A criação de uma moeda comum para ser utilizada entre países do Brics — grupo de onze países, incluindo o Brasil — afetaria significativamente a economia americana. O avanço, contudo, depende do acerto de contas entre duas grandes nações emergentes.
É o que avalia Frank-Jürgen Richter, ex-diretor do Fórum Econômico Mundial.
“Acredito que isso [a criação de uma moeda comum] não vai acontecer da noite para o dia. Primeiro, China e Índia precisam superar suas diferenças como as duas principais potências nessa discussão monetária. Mas se isso acontecer, em quatro ou cinco anos, será um grande choque para a economia americana”, declarou o empresário alemão em entrevista concedida à CNN Brasil na última semana.
Apesar das movimentações recentes, a relação conturbada entre os dois países, membros originários do Brics, varia entre disputas fronteiriças, mesmo com a dependência econômica.
Richter assumiu a liderança do Fórum Econômico Mundial em 2001, após quase uma década na Ásia, onde dirigiu as operações de multinacionais europeias no continente.
Na última semana, o empresário alemão visitou o Brasil para sediar o décimo encontro global do Horasis, organização internacional independente que fundou em 2005, após deixar o FEM.
A conferência, que reuniu pesquisadores e empresários internacionais, teve sua maior operação este ano, com quase 500 participantes, sendo sediado em um campus da USP (Universidade de São Paulo), na capital paulista.
“Essa é, na verdade, a maior preocupação do presidente Trump.
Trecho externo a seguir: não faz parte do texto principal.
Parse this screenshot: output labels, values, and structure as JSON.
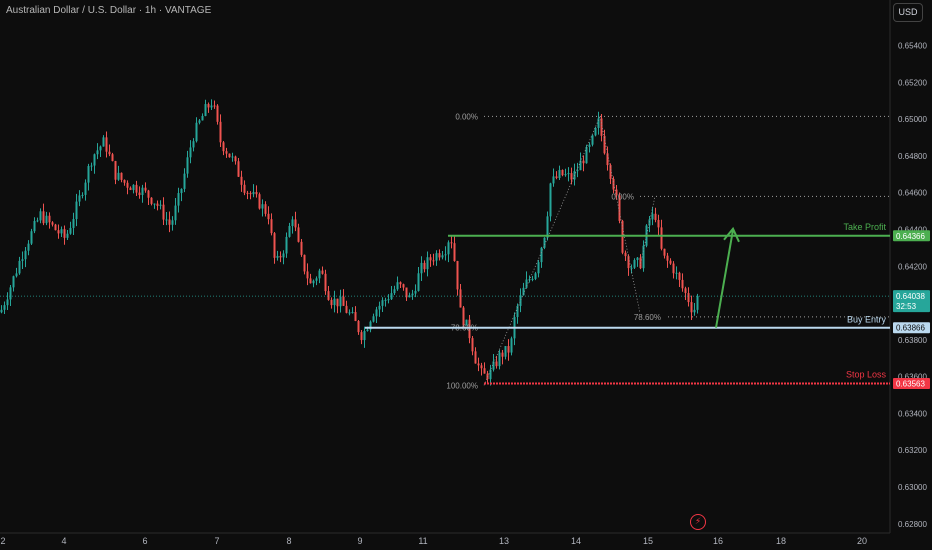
{
  "header": {
    "title": "Australian Dollar / U.S. Dollar · 1h · VANTAGE",
    "currency_button": "USD"
  },
  "colors": {
    "background": "#0d0d0d",
    "up_candle": "#26a69a",
    "down_candle": "#ef5350",
    "take_profit": "#4caf50",
    "buy_entry": "#bbd9ef",
    "stop_loss": "#f23645",
    "fib_line": "#9e9e9e"
  },
  "icons": [
    "lightning-icon"
  ],
  "chart_data": {
    "type": "candlestick",
    "symbol": "AUDUSD",
    "timeframe": "1h",
    "ylim": [
      0.6275,
      0.6555
    ],
    "y_ticks": [
      "0.65400",
      "0.65200",
      "0.65000",
      "0.64800",
      "0.64600",
      "0.64400",
      "0.64200",
      "0.64000",
      "0.63800",
      "0.63600",
      "0.63400",
      "0.63200",
      "0.63000",
      "0.62800"
    ],
    "x_ticks": [
      "2",
      "4",
      "6",
      "7",
      "8",
      "9",
      "11",
      "13",
      "14",
      "15",
      "16",
      "18",
      "20"
    ],
    "current_price": {
      "label": "0.64038",
      "countdown": "32:53",
      "value": 0.64038
    },
    "levels": {
      "take_profit": {
        "label": "Take Profit",
        "price": 0.64366,
        "price_label": "0.64366"
      },
      "buy_entry": {
        "label": "Buy Entry",
        "price": 0.63866,
        "price_label": "0.63866"
      },
      "stop_loss": {
        "label": "Stop Loss",
        "price": 0.63563,
        "price_label": "0.63563"
      }
    },
    "fib_left": [
      {
        "label": "0.00%",
        "price": 0.65015
      },
      {
        "label": "78.60%",
        "price": 0.63866
      },
      {
        "label": "100.00%",
        "price": 0.63553
      }
    ],
    "fib_right": [
      {
        "label": "0.00%",
        "price": 0.6458
      },
      {
        "label": "78.60%",
        "price": 0.63925
      }
    ],
    "price_path": [
      [
        0,
        0.6395
      ],
      [
        12,
        0.6412
      ],
      [
        24,
        0.643
      ],
      [
        40,
        0.6448
      ],
      [
        55,
        0.644
      ],
      [
        65,
        0.6435
      ],
      [
        78,
        0.6455
      ],
      [
        92,
        0.648
      ],
      [
        104,
        0.6488
      ],
      [
        115,
        0.647
      ],
      [
        125,
        0.6465
      ],
      [
        140,
        0.6462
      ],
      [
        155,
        0.6455
      ],
      [
        170,
        0.6442
      ],
      [
        180,
        0.646
      ],
      [
        192,
        0.649
      ],
      [
        205,
        0.6505
      ],
      [
        212,
        0.651
      ],
      [
        220,
        0.6488
      ],
      [
        232,
        0.6478
      ],
      [
        245,
        0.6462
      ],
      [
        258,
        0.6455
      ],
      [
        268,
        0.6448
      ],
      [
        275,
        0.642
      ],
      [
        285,
        0.6432
      ],
      [
        292,
        0.6448
      ],
      [
        300,
        0.6425
      ],
      [
        310,
        0.641
      ],
      [
        320,
        0.6418
      ],
      [
        330,
        0.6402
      ],
      [
        340,
        0.64
      ],
      [
        352,
        0.6392
      ],
      [
        362,
        0.6382
      ],
      [
        372,
        0.6395
      ],
      [
        385,
        0.6402
      ],
      [
        398,
        0.641
      ],
      [
        410,
        0.6402
      ],
      [
        420,
        0.6418
      ],
      [
        432,
        0.6425
      ],
      [
        445,
        0.643
      ],
      [
        450,
        0.6438
      ],
      [
        455,
        0.642
      ],
      [
        460,
        0.6395
      ],
      [
        468,
        0.6385
      ],
      [
        475,
        0.637
      ],
      [
        482,
        0.636
      ],
      [
        490,
        0.6362
      ],
      [
        500,
        0.6372
      ],
      [
        510,
        0.6375
      ],
      [
        515,
        0.6395
      ],
      [
        525,
        0.641
      ],
      [
        535,
        0.6418
      ],
      [
        545,
        0.644
      ],
      [
        550,
        0.6465
      ],
      [
        560,
        0.647
      ],
      [
        572,
        0.6468
      ],
      [
        582,
        0.6478
      ],
      [
        590,
        0.6485
      ],
      [
        598,
        0.6498
      ],
      [
        605,
        0.6482
      ],
      [
        615,
        0.646
      ],
      [
        622,
        0.643
      ],
      [
        630,
        0.642
      ],
      [
        640,
        0.6422
      ],
      [
        648,
        0.6445
      ],
      [
        655,
        0.6448
      ],
      [
        662,
        0.6425
      ],
      [
        672,
        0.642
      ],
      [
        680,
        0.641
      ],
      [
        688,
        0.6402
      ],
      [
        693,
        0.6395
      ],
      [
        697,
        0.6403
      ]
    ]
  }
}
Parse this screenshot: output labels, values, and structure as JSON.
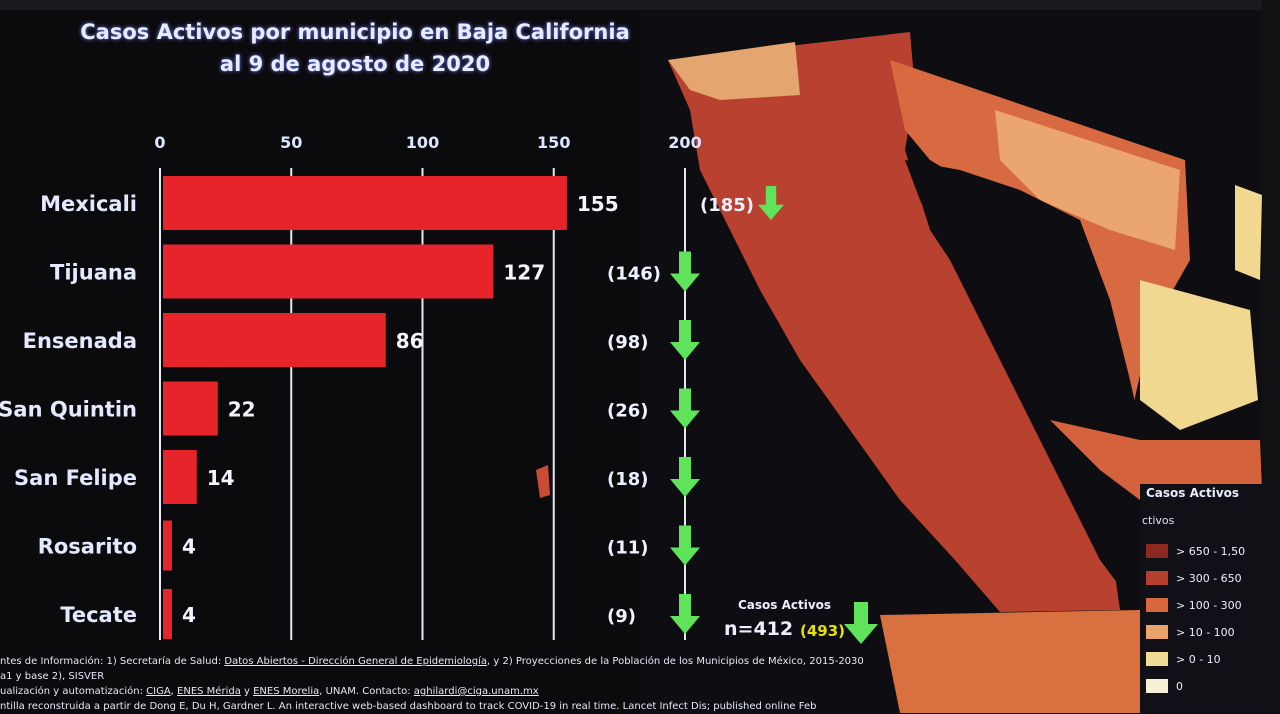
{
  "chart_data": {
    "type": "bar",
    "orientation": "horizontal",
    "title": "Casos Activos por municipio en Baja California",
    "subtitle": "al 9 de agosto de 2020",
    "categories": [
      "Mexicali",
      "Tijuana",
      "Ensenada",
      "San Quintin",
      "San Felipe",
      "Rosarito",
      "Tecate"
    ],
    "values": [
      155,
      127,
      86,
      22,
      14,
      4,
      4
    ],
    "previous_values": [
      "(185)",
      "(146)",
      "(98)",
      "(26)",
      "(18)",
      "(11)",
      "(9)"
    ],
    "xlim": [
      0,
      200
    ],
    "xticks": [
      0,
      50,
      100,
      150,
      200
    ],
    "grid": true,
    "bar_color": "#e8242b",
    "arrow_color": "#5fe35a"
  },
  "total": {
    "title": "Casos Activos",
    "value": "n=412",
    "previous": "(493)"
  },
  "legend": {
    "title": "Casos Activos",
    "subtitle": "ctivos",
    "items": [
      {
        "label": "> 650 - 1,50",
        "color": "#8c2a22"
      },
      {
        "label": "> 300 - 650",
        "color": "#b6402e"
      },
      {
        "label": "> 100 - 300",
        "color": "#d9683f"
      },
      {
        "label": "> 10 - 100",
        "color": "#e9a36b"
      },
      {
        "label": "> 0 - 10",
        "color": "#f1dc96"
      },
      {
        "label": "0",
        "color": "#f6f0d4"
      }
    ]
  },
  "footer": {
    "line1_a": "ntes de Información: 1) Secretaría de Salud: ",
    "line1_b": "Datos Abiertos - Dirección General de Epidemiología",
    "line1_c": ", y 2) Proyecciones de la Población de los Municipios de México, 2015-2030",
    "line2": "a1 y base 2), SISVER",
    "line3_a": "ualización y automatización: ",
    "line3_b": "CIGA",
    "line3_c": ", ",
    "line3_d": "ENES Mérida",
    "line3_e": " y ",
    "line3_f": "ENES Morelia",
    "line3_g": ", UNAM. Contacto: ",
    "line3_h": "aghilardi@ciga.unam.mx",
    "line4": "ntilla reconstruida a partir de Dong E, Du H, Gardner L. An interactive web-based dashboard to track COVID-19 in real time. Lancet Infect Dis; published online Feb"
  }
}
O dólar americano é a principal moeda, a moeda de reserva mundial. Os principais contratos de petróleo e outras commodities são firmados em dólar”, acrescentou ele.
O movimento entorno da criação de uma moeda alternativa ao dólar vem sendo defendido pelo presidente Luiz Inácio Lula da Silva ao longo dos anos.
O chefe do Executivo brasileiro tem questionado a soberania financeira do dólar em discursos e declarações públicas à imprensa.
Para o ex-diretor, o interesse por parte da Rússia, do Irã e do Brasil no tema pode estremecer no futuro a soberania dos EUA, já ameaçada constantemente pela chinesa.
Em janeiro deste ano, o republicano Donald Trump ameaçou taxar em até 100% países do Brics que busquem uma alternativa.
De acordo com o ex-FEM, a perda de importância do dólar pode estremecer a base financeira do país, que se sustenta pela emissão de títulos e empréstimos.
“A economia dos EUA é construída com base em empréstimos. É o país mais endividado do mundo, e é difícil até mesmo pagar os funcionários públicos”, continua.
A resistência interna em torno de uma moeda comum
Apesar das declarações do presidente Lula defendendo uma reformulação do sistema financeiro voltada a uma alternativa de transação comercial que não inclua o dólar, o tema tem encontrado resistência interna mesmo no Brasil.
Como membro do Conselho Empresarial do BRICS+ (CEBRICS), o presidente do IBREI (Instituto Brasileiro de Desenvolvimento de Relações Internacionais), Maurício Prazak, confirma que a proposta de uma moeda comum é debatida por anos, mas ainda assim é vista como um tabu, e tem dificilmente sido tratado de forma oficial.
“A prioridade hoje recai mais em temas como integração comercial, cooperação financeira em moeda local e fortalecimento do Novo Banco de Desenvolvimento (NDB) como instrumento de financiamento multilateral”, explica o empresário.
Prazak argumenta que a implementação da medida poderia resultar em uma série de problemas e desafios, como o compartilhamento de risco em caso de crises internas, a divergência de poder entre os membros do grupo e as disparidades cambiais e de risco entre os países.
Na outra ponta, a discussão em torno de um sistema digital de pagamento, o Brics Pay, conhecimento popularmente como o “Pix do Brics”.
“Como estamos na presidência do bloco, tivemos muito cuidado para não gerar desconforto entre as empresas brasileiras e nossos demais parceiros, como os Estados Unidos”, afirmou o advogado à CNN Brasil.
Neste momento, o Brics Pay tem sido liderado pelos russos, que criaram o “aplicativo” no ano passado.
“Cada país tem o seu formato desse tipo de pagamento facilitado. Eles fizeram testes e foram bem-sucedidos. No entanto, a discussão começou a avançar para um nível de mais integração entre os sistemas ou criação de uma alternativa ao SWIFT, ou até mesmo interoperabilidade entre moedas nacionais”.